I got this at the Howard County, MD hamfest yesterday. It appears to be a Philips; the tubes are all those funky
Philips "miniwatt" red spray-shield tubes. All date coded 1942 Wehrmacht.
This receiver covers 1.5-30 MHz and is extremely interesting in that the tuning and bandspread capacitors are of the piston type. You can see the variable capacitors (4 sections) in the top view (I removed the cover as I had to unfreeze the mechanism) and in the bottom view (this is the bandspread cap).
The front panel is in English and is engraved. I know the Dutch are some of the best English speakers in the world - but would this be normal circa WWII? Certainly, occupied Holland would have been pressured to make equipment with German lettering. Then too, the rubes could be WWII old stock and the radio made postwar.
Someone pulled all the tubes, clipped the grid caps off, and shoved the mess in a box.

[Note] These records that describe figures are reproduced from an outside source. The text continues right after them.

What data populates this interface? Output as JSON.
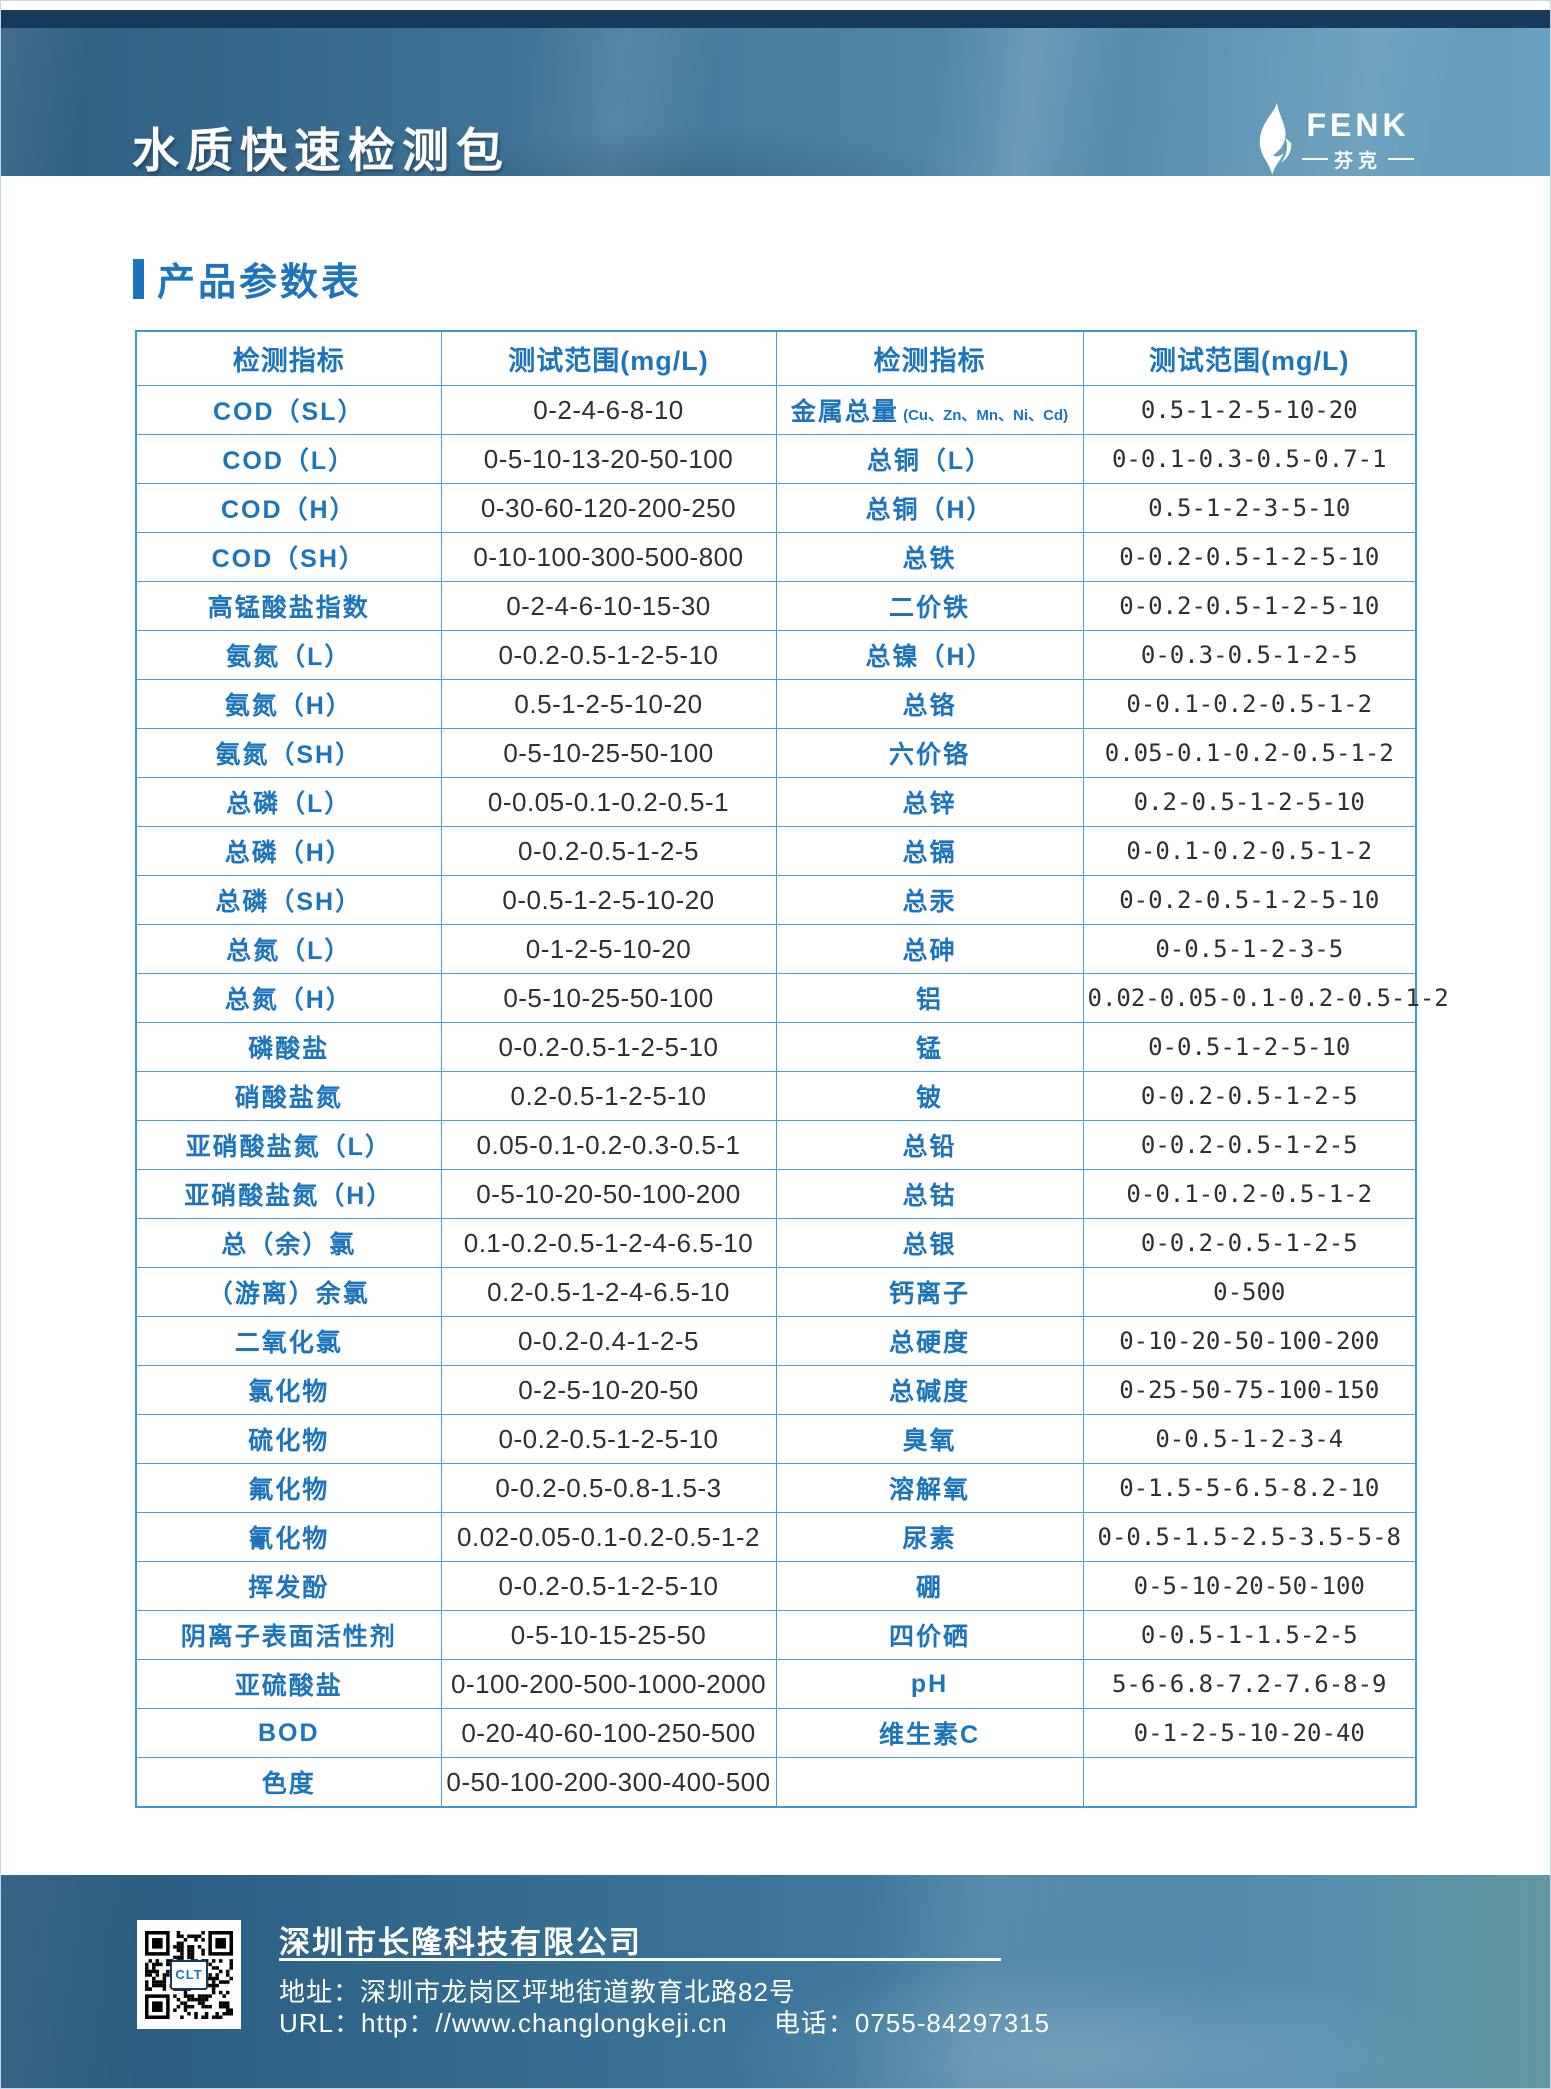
{
  "header": {
    "title": "水质快速检测包",
    "logo": {
      "name": "FENK",
      "subname": "芬克"
    }
  },
  "section": {
    "title": "产品参数表"
  },
  "table": {
    "headers": [
      "检测指标",
      "测试范围(mg/L)",
      "检测指标",
      "测试范围(mg/L)"
    ],
    "rows": [
      {
        "left_label": "COD（SL）",
        "left_range": "0-2-4-6-8-10",
        "right_label": "金属总量",
        "right_label_small": "(Cu、Zn、Mn、Ni、Cd)",
        "right_range": "0.5-1-2-5-10-20"
      },
      {
        "left_label": "COD（L）",
        "left_range": "0-5-10-13-20-50-100",
        "right_label": "总铜（L）",
        "right_label_small": "",
        "right_range": "0-0.1-0.3-0.5-0.7-1"
      },
      {
        "left_label": "COD（H）",
        "left_range": "0-30-60-120-200-250",
        "right_label": "总铜（H）",
        "right_label_small": "",
        "right_range": "0.5-1-2-3-5-10"
      },
      {
        "left_label": "COD（SH）",
        "left_range": "0-10-100-300-500-800",
        "right_label": "总铁",
        "right_label_small": "",
        "right_range": "0-0.2-0.5-1-2-5-10"
      },
      {
        "left_label": "高锰酸盐指数",
        "left_range": "0-2-4-6-10-15-30",
        "right_label": "二价铁",
        "right_label_small": "",
        "right_range": "0-0.2-0.5-1-2-5-10"
      },
      {
        "left_label": "氨氮（L）",
        "left_range": "0-0.2-0.5-1-2-5-10",
        "right_label": "总镍（H）",
        "right_label_small": "",
        "right_range": "0-0.3-0.5-1-2-5"
      },
      {
        "left_label": "氨氮（H）",
        "left_range": "0.5-1-2-5-10-20",
        "right_label": "总铬",
        "right_label_small": "",
        "right_range": "0-0.1-0.2-0.5-1-2"
      },
      {
        "left_label": "氨氮（SH）",
        "left_range": "0-5-10-25-50-100",
        "right_label": "六价铬",
        "right_label_small": "",
        "right_range": "0.05-0.1-0.2-0.5-1-2"
      },
      {
        "left_label": "总磷（L）",
        "left_range": "0-0.05-0.1-0.2-0.5-1",
        "right_label": "总锌",
        "right_label_small": "",
        "right_range": "0.2-0.5-1-2-5-10"
      },
      {
        "left_label": "总磷（H）",
        "left_range": "0-0.2-0.5-1-2-5",
        "right_label": "总镉",
        "right_label_small": "",
        "right_range": "0-0.1-0.2-0.5-1-2"
      },
      {
        "left_label": "总磷（SH）",
        "left_range": "0-0.5-1-2-5-10-20",
        "right_label": "总汞",
        "right_label_small": "",
        "right_range": "0-0.2-0.5-1-2-5-10"
      },
      {
        "left_label": "总氮（L）",
        "left_range": "0-1-2-5-10-20",
        "right_label": "总砷",
        "right_label_small": "",
        "right_range": "0-0.5-1-2-3-5"
      },
      {
        "left_label": "总氮（H）",
        "left_range": "0-5-10-25-50-100",
        "right_label": "铝",
        "right_label_small": "",
        "right_range": "0.02-0.05-0.1-0.2-0.5-1-2"
      },
      {
        "left_label": "磷酸盐",
        "left_range": "0-0.2-0.5-1-2-5-10",
        "right_label": "锰",
        "right_label_small": "",
        "right_range": "0-0.5-1-2-5-10"
      },
      {
        "left_label": "硝酸盐氮",
        "left_range": "0.2-0.5-1-2-5-10",
        "right_label": "铍",
        "right_label_small": "",
        "right_range": "0-0.2-0.5-1-2-5"
      },
      {
        "left_label": "亚硝酸盐氮（L）",
        "left_range": "0.05-0.1-0.2-0.3-0.5-1",
        "right_label": "总铅",
        "right_label_small": "",
        "right_range": "0-0.2-0.5-1-2-5"
      },
      {
        "left_label": "亚硝酸盐氮（H）",
        "left_range": "0-5-10-20-50-100-200",
        "right_label": "总钴",
        "right_label_small": "",
        "right_range": "0-0.1-0.2-0.5-1-2"
      },
      {
        "left_label": "总（余）氯",
        "left_range": "0.1-0.2-0.5-1-2-4-6.5-10",
        "right_label": "总银",
        "right_label_small": "",
        "right_range": "0-0.2-0.5-1-2-5"
      },
      {
        "left_label": "（游离）余氯",
        "left_range": "0.2-0.5-1-2-4-6.5-10",
        "right_label": "钙离子",
        "right_label_small": "",
        "right_range": "0-500"
      },
      {
        "left_label": "二氧化氯",
        "left_range": "0-0.2-0.4-1-2-5",
        "right_label": "总硬度",
        "right_label_small": "",
        "right_range": "0-10-20-50-100-200"
      },
      {
        "left_label": "氯化物",
        "left_range": "0-2-5-10-20-50",
        "right_label": "总碱度",
        "right_label_small": "",
        "right_range": "0-25-50-75-100-150"
      },
      {
        "left_label": "硫化物",
        "left_range": "0-0.2-0.5-1-2-5-10",
        "right_label": "臭氧",
        "right_label_small": "",
        "right_range": "0-0.5-1-2-3-4"
      },
      {
        "left_label": "氟化物",
        "left_range": "0-0.2-0.5-0.8-1.5-3",
        "right_label": "溶解氧",
        "right_label_small": "",
        "right_range": "0-1.5-5-6.5-8.2-10"
      },
      {
        "left_label": "氰化物",
        "left_range": "0.02-0.05-0.1-0.2-0.5-1-2",
        "right_label": "尿素",
        "right_label_small": "",
        "right_range": "0-0.5-1.5-2.5-3.5-5-8"
      },
      {
        "left_label": "挥发酚",
        "left_range": "0-0.2-0.5-1-2-5-10",
        "right_label": "硼",
        "right_label_small": "",
        "right_range": "0-5-10-20-50-100"
      },
      {
        "left_label": "阴离子表面活性剂",
        "left_range": "0-5-10-15-25-50",
        "right_label": "四价硒",
        "right_label_small": "",
        "right_range": "0-0.5-1-1.5-2-5"
      },
      {
        "left_label": "亚硫酸盐",
        "left_range": "0-100-200-500-1000-2000",
        "right_label": "pH",
        "right_label_small": "",
        "right_range": "5-6-6.8-7.2-7.6-8-9"
      },
      {
        "left_label": "BOD",
        "left_range": "0-20-40-60-100-250-500",
        "right_label": "维生素C",
        "right_label_small": "",
        "right_range": "0-1-2-5-10-20-40"
      },
      {
        "left_label": "色度",
        "left_range": "0-50-100-200-300-400-500",
        "right_label": "",
        "right_label_small": "",
        "right_range": ""
      }
    ]
  },
  "footer": {
    "company": "深圳市长隆科技有限公司",
    "address": "地址：深圳市龙岗区坪地街道教育北路82号",
    "url_label": "URL：",
    "url": "http：//www.changlongkeji.cn",
    "phone": "电话：0755-84297315",
    "qr_label": "CLT"
  },
  "colors": {
    "accent_blue": "#1c75bc",
    "table_border": "#4aa0d4",
    "navy_strip": "#16395c"
  }
}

I'm missing a tube or two... here's the tubes I have: AZ1 (obviously the rectifier), HTC150 (looks like a VR-150 equivalent), EBF2 4 of them (is this a remote cutoff pentode?), ECH3, EF8, and EF9. I am missing at least one tube.
It appears that the small tube socket towards the rear of the RF compartment might be a neon bulb? Its top cap connection is in parallel with the grid connection of the next tube - most likely the first RF. So there would be 1 RF, mixer, oscillator... what's the likely placement of these tubes and what's missing?